- Polay Kalan Location in Madhya Pradesh, India Polay Kalan Polay Kalan (India)
- Coordinates: 23°12′42″N 76°33′8″E﻿ / ﻿23.21167°N 76.55222°E
- Country: India
- State: Madhya Pradesh
- District: Shajapur

Area
- • Total: 2.17 km^{2} (0.84 sq mi)

Population (2011)
- • Total: 12,268
- • Density: 5,650/km^{2} (14,600/sq mi)

Languages
- • Official: Hindi
- Time zone: UTC+5:30 (IST)
- Postal code: 465116
- ISO 3166 code: IN-MP
- Vehicle registration: MP-42

= Polay Kalan =

Polay Kalan is a town, near Shajapur city and a Nagar Panchayat and Tehsil in Shajapur district in the Indian state of Madhya Pradesh.

==Demographics==

As of the 2011 Census of India, Polay Kalan had a population of 12,268. Males constitute 51.91% of the population and females 48.09%. Polay Kalan has an average literacy rate of 68.54%, lower than the national average of 74.04%: male literacy is 78.89%, and female literacy is 57.36%. In Polay Kalan, 13.17% of the population is under 6 years of age.

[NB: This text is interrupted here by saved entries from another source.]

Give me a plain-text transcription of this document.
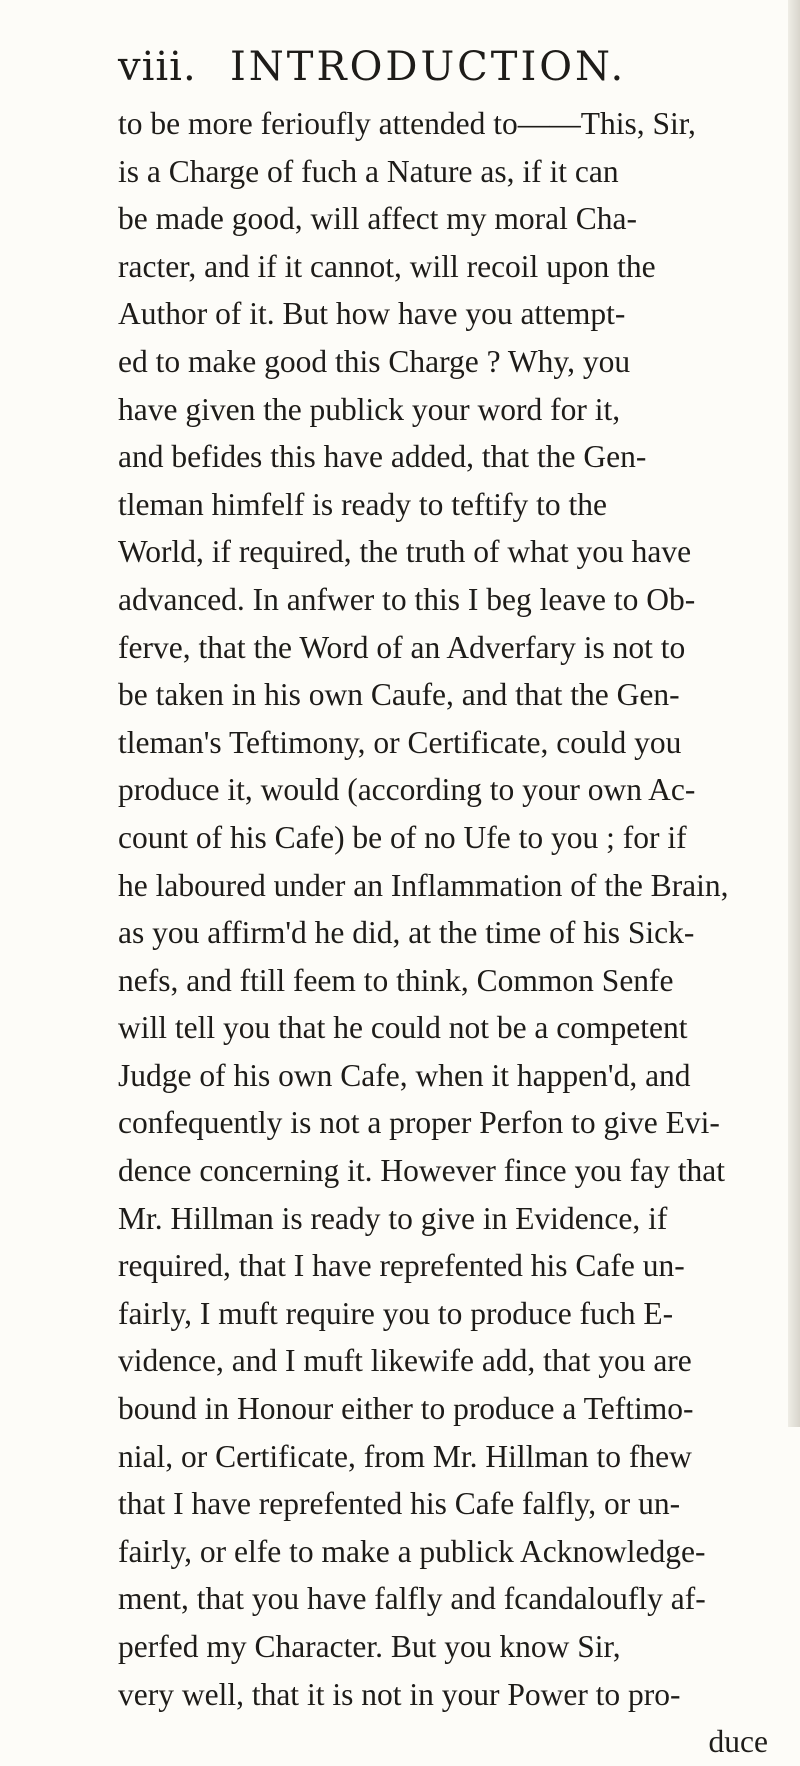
viii. INTRODUCTION.
to be more ferioufly attended to——This, Sir,
is a Charge of fuch a Nature as, if it can
be made good, will affect my moral Cha-
racter, and if it cannot, will recoil upon the
Author of it. But how have you attempt-
ed to make good this Charge ? Why, you
have given the publick your word for it,
and befides this have added, that the Gen-
tleman himfelf is ready to teftify to the
World, if required, the truth of what you have
advanced. In anfwer to this I beg leave to Ob-
ferve, that the Word of an Adverfary is not to
be taken in his own Caufe, and that the Gen-
tleman's Teftimony, or Certificate, could you
produce it, would (according to your own Ac-
count of his Cafe) be of no Ufe to you ; for if
he laboured under an Inflammation of the Brain,
as you affirm'd he did, at the time of his Sick-
nefs, and ftill feem to think, Common Senfe
will tell you that he could not be a competent
Judge of his own Cafe, when it happen'd, and
confequently is not a proper Perfon to give Evi-
dence concerning it. However fince you fay that
Mr. Hillman is ready to give in Evidence, if
required, that I have reprefented his Cafe un-
fairly, I muft require you to produce fuch E-
vidence, and I muft likewife add, that you are
bound in Honour either to produce a Teftimo-
nial, or Certificate, from Mr. Hillman to fhew
that I have reprefented his Cafe falfly, or un-
fairly, or elfe to make a publick Acknowledge-
ment, that you have falfly and fcandaloufly af-
perfed my Character. But you know Sir,
very well, that it is not in your Power to pro-
duce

Malvi is the local dialect predominantly used in this town. In term of political Support Polay Kalan has been a hub for BJP/RSS.

== Economy ==
Polay Kalan is a commercial hub for nearby villages, hosting market shops for electrical appliances, construction materials, general stores, fruits and vegetable, and restaurants. SBI and Narmada Jhabua banks also provide banking services here. It also has 3 petrol pumps and one mandi for Pyaj and lehsun.

== Education ==
Polay Kalan is seeing sudden rise of the privatization of school. It has around 3-4 good quality English schools along with some Hindi medium Private and Govt Schools. It has one Govt college Shree Shalagriram Ji Tomar Mahavidhyalay which provides bachelor's degree in BA and is affiliated with Vikram University.